As for Ohara Koson’s “Crane Over His Nest,” the main thing that makes this stand out amongst “crane pictures” is the feeling of weightlessness.  Part of this weightlessness seems to be accomplished by three things.  One: that almost the entire picture is sky.  More than 2/3 of the picture are open sky compared to about 1/3 peachy-dawn.  If you squint your eyes you’ll see more easily where the peach-gradient ends and “open sky” begins.

Two: the relationship between light and dark and assumed weight.  In other words… in life, things that are lighter in color tend to be perceived as being lighter in weight.  For example: consider a stormy sky, dark gray and black clouds appear heavy with water (partly because they are).  Fluffy white clouds seem light and weightless.  To further illustrate the point as a matter of perception… consider how commercial airliners receive a lighter paint-job than military planes which are sometimes even painted black.  Consider Japan’s bullet train which is painted white and contrast your impression of it with a Wild West Locomotive that’s an iron-black.  In this picture, the crane is objectively the lightest/brightest object in the painting.  When you contrast it with the black, brown, and grey of the tree which its perched upon it seems even lighter.

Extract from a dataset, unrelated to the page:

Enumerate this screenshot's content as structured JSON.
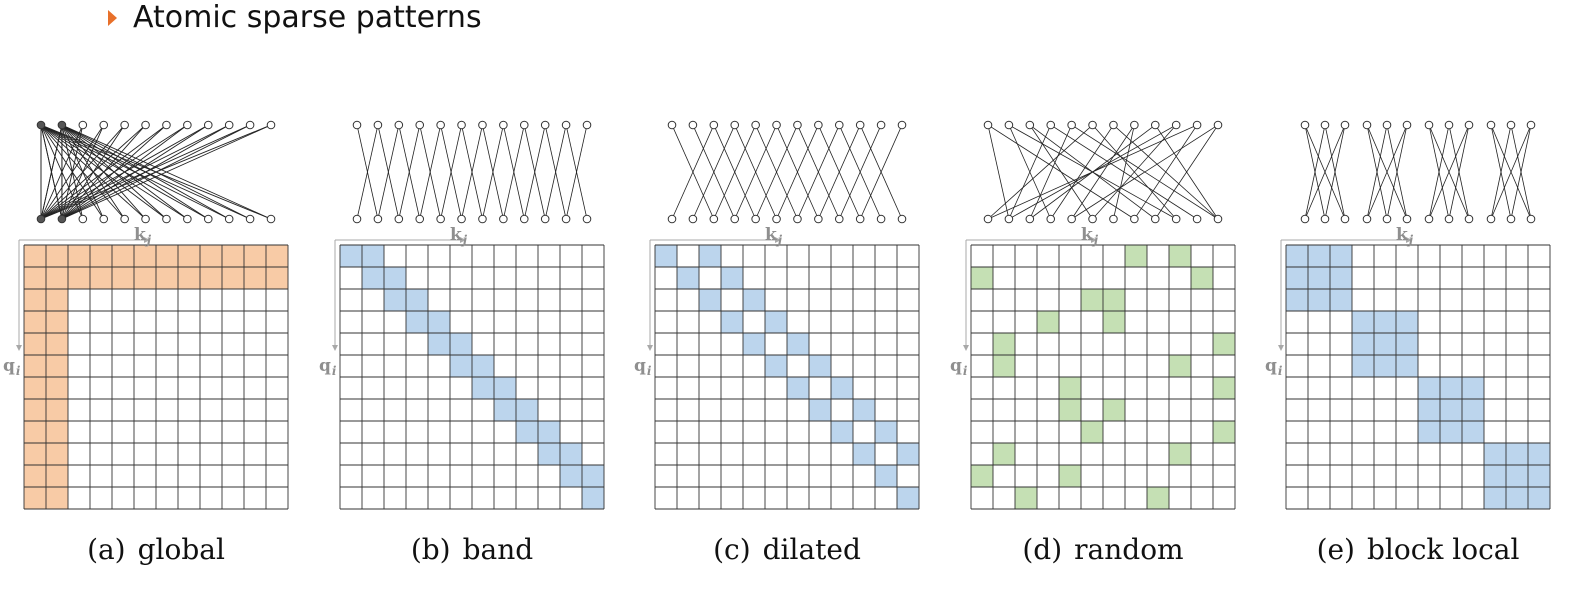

Three: the relationship of the father crane and his young as well as the father crane and the tree-branch.  To the extent that the father crane’s wings billow out (inferring a balancing act to the viewer) the young crane “cranes” its neck upward from its green sanctuary.  As for the father crane and the tree-branch, the crane’s body and the tree branch almost mimic one another… so much so that if the crane and the branch were substituted with a white line and a black line, that the black line would appear almost as a shadow of the white.  To be more specific, the contour of the cranes upper wing is almost the same as the top part of the branch its perched on.  The neck and beak also maintain a consistent distance from the branch as they make their downward motion.

It’s also worth noting that the speck of red (the largest concentration of red) in the picture appears on the crane’s head almost as a reference point for when looking at the picture.